Rape, as a systematic weapon, is as old as wars and invasions. The fact that sexual violence has actually been conducted systematically against modern day society as a whole began to be recognised only after the wars in Rwanda and the Balkans during the 1990s.
The United Nations (UN) Security Council’s resolution no. 1820 dated 2008, concluded that rape and all sorts of sexual violence during the time of war constitute war crimes and crimes against humanity.
A new UN special envoy for sexual violence in conflict zones was introduced in accordance with this resolution. As the recently published annual report of this special envoy lists, countries in which rape is used as an instrument of war include Afghanistan, Colombia, Congo, Iraq, Libya, Mali, Somalia, Myanmar, Sudan, Syria, Yemen, Bosnia and Sri Lanka. There is no mention of Turkey.
However, the Turkish state has always used sexual violence against Kurds as an instrument of war.
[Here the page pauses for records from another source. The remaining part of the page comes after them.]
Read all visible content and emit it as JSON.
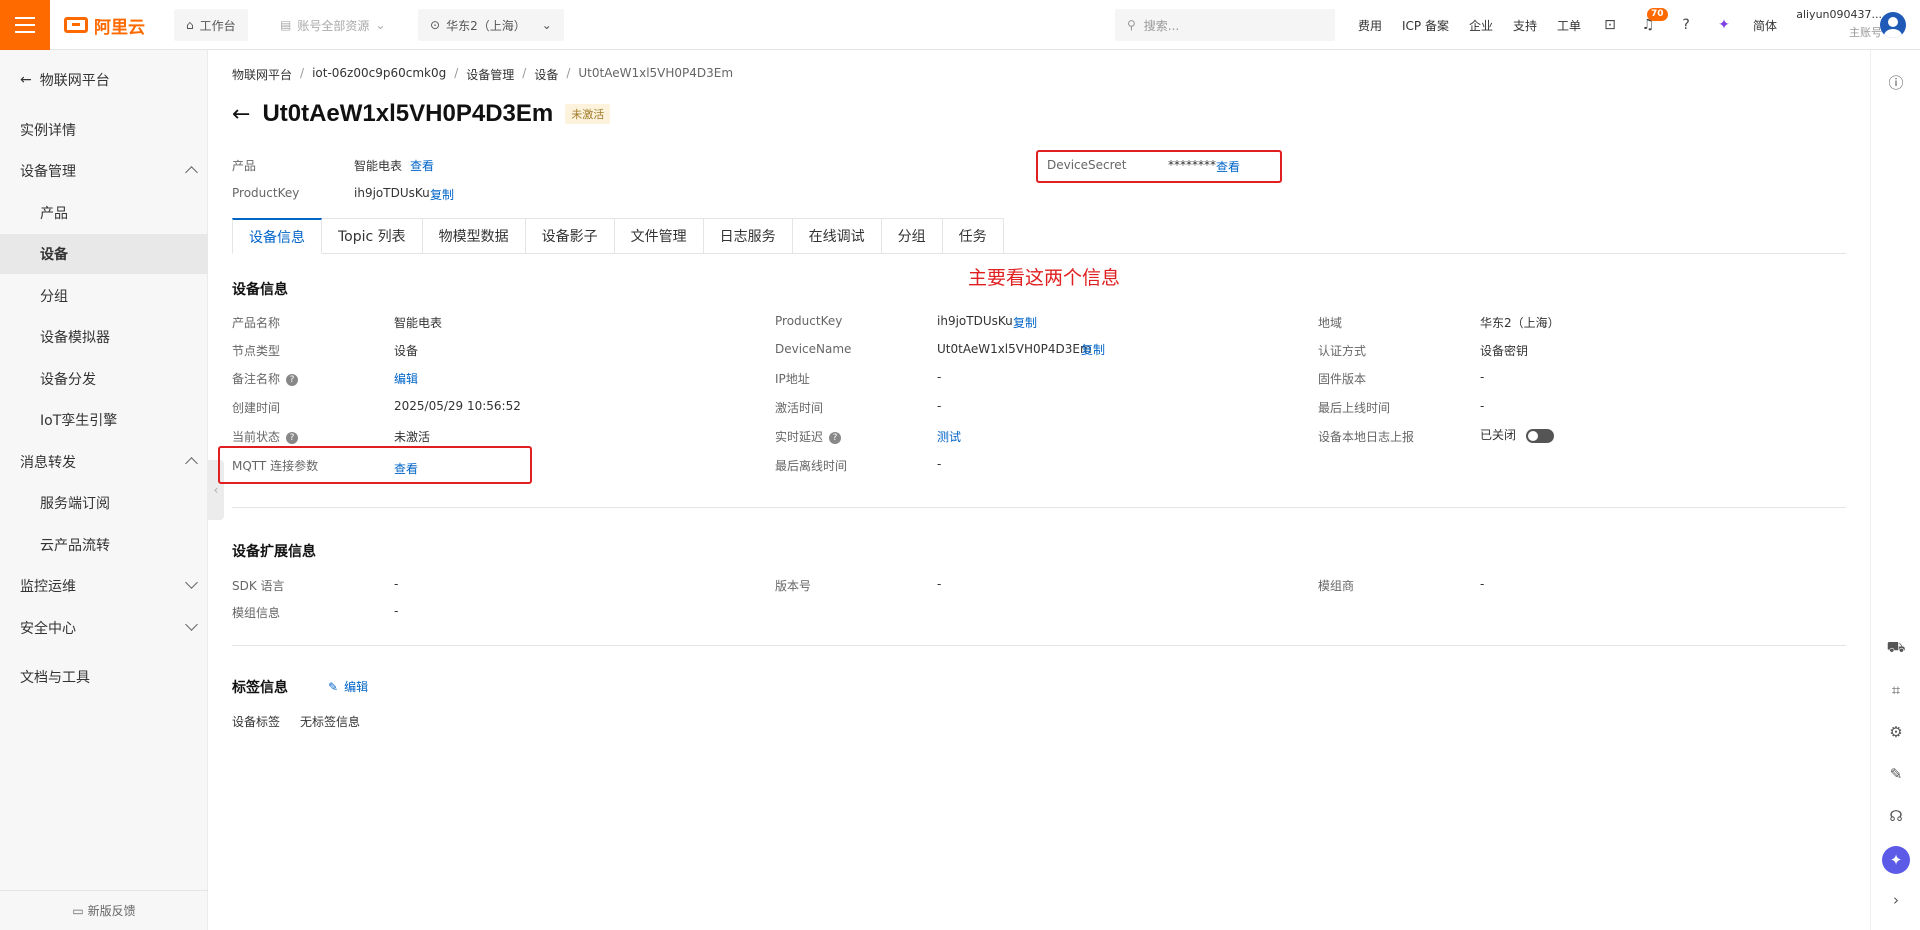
{
  "topbar": {
    "logo_text": "阿里云",
    "workbench": "工作台",
    "account_resources": "账号全部资源",
    "region": "华东2（上海）",
    "search_placeholder": "搜索...",
    "links": [
      "费用",
      "ICP 备案",
      "企业",
      "支持",
      "工单"
    ],
    "notification_count": "70",
    "language": "简体",
    "user_name": "aliyun090437...",
    "user_role": "主账号"
  },
  "sidebar": {
    "back_label": "物联网平台",
    "items": [
      {
        "label": "实例详情",
        "level": 1
      },
      {
        "label": "设备管理",
        "level": 1,
        "expanded": true
      },
      {
        "label": "产品",
        "level": 2
      },
      {
        "label": "设备",
        "level": 2,
        "active": true
      },
      {
        "label": "分组",
        "level": 2
      },
      {
        "label": "设备模拟器",
        "level": 2
      },
      {
        "label": "设备分发",
        "level": 2
      },
      {
        "label": "IoT孪生引擎",
        "level": 2
      },
      {
        "label": "消息转发",
        "level": 1,
        "expanded": true
      },
      {
        "label": "服务端订阅",
        "level": 2
      },
      {
        "label": "云产品流转",
        "level": 2
      },
      {
        "label": "监控运维",
        "level": 1,
        "expanded": false
      },
      {
        "label": "安全中心",
        "level": 1,
        "expanded": false
      },
      {
        "label": "文档与工具",
        "level": 1
      }
    ],
    "feedback": "新版反馈"
  },
  "breadcrumb": [
    "物联网平台",
    "iot-06z00c9p60cmk0g",
    "设备管理",
    "设备",
    "Ut0tAeW1xl5VH0P4D3Em"
  ],
  "header": {
    "device_name": "Ut0tAeW1xl5VH0P4D3Em",
    "status_tag": "未激活",
    "product_label": "产品",
    "product_value": "智能电表",
    "product_view": "查看",
    "productkey_label": "ProductKey",
    "productkey_value": "ih9joTDUsKu",
    "productkey_copy": "复制",
    "secret_label": "DeviceSecret",
    "secret_value": "********",
    "secret_view": "查看"
  },
  "annotation": "主要看这两个信息",
  "tabs": [
    "设备信息",
    "Topic 列表",
    "物模型数据",
    "设备影子",
    "文件管理",
    "日志服务",
    "在线调试",
    "分组",
    "任务"
  ],
  "device_info": {
    "title": "设备信息",
    "col1": [
      {
        "label": "产品名称",
        "value": "智能电表"
      },
      {
        "label": "节点类型",
        "value": "设备"
      },
      {
        "label": "备注名称",
        "value": "编辑",
        "help": true
      },
      {
        "label": "创建时间",
        "value": "2025/05/29 10:56:52"
      },
      {
        "label": "当前状态",
        "value": "未激活",
        "help": true
      },
      {
        "label": "MQTT 连接参数",
        "value": "查看"
      }
    ],
    "col2": [
      {
        "label": "ProductKey",
        "value": "ih9joTDUsKu",
        "action": "复制"
      },
      {
        "label": "DeviceName",
        "value": "Ut0tAeW1xl5VH0P4D3Em",
        "action": "复制"
      },
      {
        "label": "IP地址",
        "value": "-"
      },
      {
        "label": "激活时间",
        "value": "-"
      },
      {
        "label": "实时延迟",
        "value": "测试",
        "help": true
      },
      {
        "label": "最后离线时间",
        "value": "-"
      }
    ],
    "col3": [
      {
        "label": "地域",
        "value": "华东2（上海）"
      },
      {
        "label": "认证方式",
        "value": "设备密钥"
      },
      {
        "label": "固件版本",
        "value": "-"
      },
      {
        "label": "最后上线时间",
        "value": "-"
      },
      {
        "label": "设备本地日志上报",
        "value": "已关闭"
      }
    ]
  },
  "ext_info": {
    "title": "设备扩展信息",
    "rows": [
      {
        "label": "SDK 语言",
        "value": "-"
      },
      {
        "label": "模组信息",
        "value": "-"
      },
      {
        "label": "版本号",
        "value": "-"
      },
      {
        "label": "模组商",
        "value": "-"
      }
    ]
  },
  "tag_info": {
    "title": "标签信息",
    "edit": "编辑",
    "label": "设备标签",
    "value": "无标签信息"
  }
}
It adopted rape as a state policy for eliminating the Kurdish freedom movement right from the very beginning.
Sexual violence has always been one of the most popular war tactics to crush the honour and will of the resisting Kurds everywhere, from prisons to mountains, from villages to big cities.
This tactic has gradually been refined. Today, the policy of sexual violence against the Kurds is not practiced only by those ‘in uniform’. In other words, it’s no more only the members of the state forces in the torture chamber or in the invasion operations, but also the state officials in civilian clothes who are carrying out the policy of rape.
Be it during the work hours or out of work hours, the policy of rape against the Kurds is a duty for all elements of the state. Hence they do not only have the ‘right’ to exercise sexual violence, but they are also required to do it.
The recent court decisions in the trials of former army sergeant Musa Orhan and teacher Burak Ercan have revealed this fact once again. Neither Musa Orhan who had sexually assaulted İpek Er and caused her demise, nor Burak Ercan who sexually abused more than 40 students in the district of Cizre have been arrested.
The court of the fascist state does not give the order for their arrest, because the two have loyally carried out the policy of the state. It is this fact that is at the root of the impunity.
The issue is not simply the protection of rapists by the state (although this is actually also a fact in Turkey); it’s also the impunity for those who have acted in accordance with a particular war policy and strategy when it is the Kurds that are concerned.
This war policy has its roots in colonialism. Sexual violence targets the Kurdish people as a whole aiming at the social identity of the Kurds as well as its soul of resistance. So it constitutes an essential part of the genocidal policy.
The popularity of sexual violence today is an indication of the level that the genocidal policy targeting the Kurds has reached. In other words, policies of elimination -covert or plain- are now carried out in every circle of life.
The whole of Kurdish society is the target of these policies, from the children in the classroom to adolescents, from women to elders, from the organised individuals to apolitical ones.
The international establisment has always turned a blind eye to the Turkish Republic’s genocidal war against the Kurds. It’s branded the existential struggle of a whole people as ‘terrorism’ while it had no problem with colonialism. Hence it is blind to the war of occupation and armed conflicts in the Kurdish lands, nor has it recognised the sexual violence that has been escalated in this context. This is both a particular approach and a calculated policy.
The recent 16-day campaign against violence targeting women has continued to this day since the 25th of November.
This year’s campaign has focused on sexual violence as a form of male violence. It’s time to reveal how the colonialist aspect of sexual violence is demonstrated in the practices of the fascist Turkish Republic, an enemy of women.